Tuesday, October 11, 2011
Emile de Antonio
Emile de Antonio's Mr. Hoover and I is a personal and angry bash note to the longtime FBI director. The filmmaker addresses the camera straight on (top still), describing his well-documented grievances against the FBI's seemingly obsessive harassment. The film shows de Antonio getting a haircut (second still), giving a speech, and visiting John Cage in Cage's kitchen (third still). Otherwise, few photos or clips illustrate de Antonio's harangue, and he's at his best with crazy anecdotes about Hoover's reaction to his films Weather Underground, In the Year of the Pig, and Millhouse.
Title:
Mr. Hoover and I
Wednesday, September 7, 2011
Lars von Trier and Jørgen Leth
Lars von Trier and Jørgen Leth made The Five Obstructions (2003) together as a visual record of the therapeutic value of movie-making. Lars von Trier challenges Leth (middle and bottom stills) to create new versions of Leth's arty 1967 film The Perfect Human (Det perfekte menneske, top still). Von Trier hurls insults and provocation at Leth in an attempt to rouse him out of depression; the audience is a reluctant witness to the two men interacting in a sometimes-creepy set of one-on-one conversations. Leth's gorgeous new versions of The Perfect Human don't deserve the put-downs that von Trier tosses off, but the fun of the movie is waiting for what von Trier will say next.
Title:
Five Obstructions
Wednesday, August 31, 2011
Les Blank
In Werner Herzog Eats His Shoe (1979), Les Blank documents with relish the fulfillment of a pledge: Werner Herzog promised he would eat his shoe if Errol Morris finished Gates of Heaven (Morris's first film).
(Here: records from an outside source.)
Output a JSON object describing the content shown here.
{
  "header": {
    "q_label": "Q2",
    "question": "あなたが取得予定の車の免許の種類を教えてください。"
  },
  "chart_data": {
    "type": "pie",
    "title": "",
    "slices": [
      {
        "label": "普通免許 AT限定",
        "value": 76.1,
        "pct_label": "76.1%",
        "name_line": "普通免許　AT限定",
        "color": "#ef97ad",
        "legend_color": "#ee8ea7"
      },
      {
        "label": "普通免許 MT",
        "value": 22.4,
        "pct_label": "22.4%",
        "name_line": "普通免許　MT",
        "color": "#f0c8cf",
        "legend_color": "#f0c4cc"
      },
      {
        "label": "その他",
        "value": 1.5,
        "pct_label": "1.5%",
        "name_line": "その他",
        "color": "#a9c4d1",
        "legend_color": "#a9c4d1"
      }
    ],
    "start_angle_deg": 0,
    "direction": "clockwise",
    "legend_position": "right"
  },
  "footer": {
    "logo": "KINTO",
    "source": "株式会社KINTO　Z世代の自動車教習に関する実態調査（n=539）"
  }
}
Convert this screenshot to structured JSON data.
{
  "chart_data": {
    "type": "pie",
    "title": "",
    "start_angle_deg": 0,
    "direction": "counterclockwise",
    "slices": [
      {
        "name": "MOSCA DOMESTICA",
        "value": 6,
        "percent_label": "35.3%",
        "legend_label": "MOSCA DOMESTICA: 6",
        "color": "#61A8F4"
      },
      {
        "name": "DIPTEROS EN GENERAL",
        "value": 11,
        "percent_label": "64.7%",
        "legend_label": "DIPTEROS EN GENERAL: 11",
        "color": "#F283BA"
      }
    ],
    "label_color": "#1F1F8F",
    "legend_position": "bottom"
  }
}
Les Blank shoots every step of Herzog's process, starting with his arrival in northern California. Herzog cooks the shoe at Chez Panisse, where Alice Waters (top still) helps with the recipe (second still). Later, Herzog eats his boiled shoe in front of a Berkeley audience. Charlie Chaplin's shoe dinner from The Gold Rush (third still) makes an apt counterpoint to Herzog's good-natured chew. The next day, Herzog reflects in a grandly Herzogolicious monologue (last still).
Title:
Werner Herzog Eats His Shoe
Wednesday, August 24, 2011
Robert Drew
On the Road with Duke Ellington (1967) by Robert Drew showcases Drew's bravura observational filmmaking style. Unlike more recent music documentaries, this film steers clear of archival footage and photographs in favor of long verite sequences with dated voice-over narration. The day that Duke Ellington received an honorary degree at Yale (third still) is shown at length, for example, while we hear nothing of Ellington's innovative early years and classic recordings. The film leaves an overall impression of a sad and perhaps lonely man, endlessly smoking and feeling underappreciated. Above, Duke Ellington with arranger Billy Strayhorn and Louis Armstrong.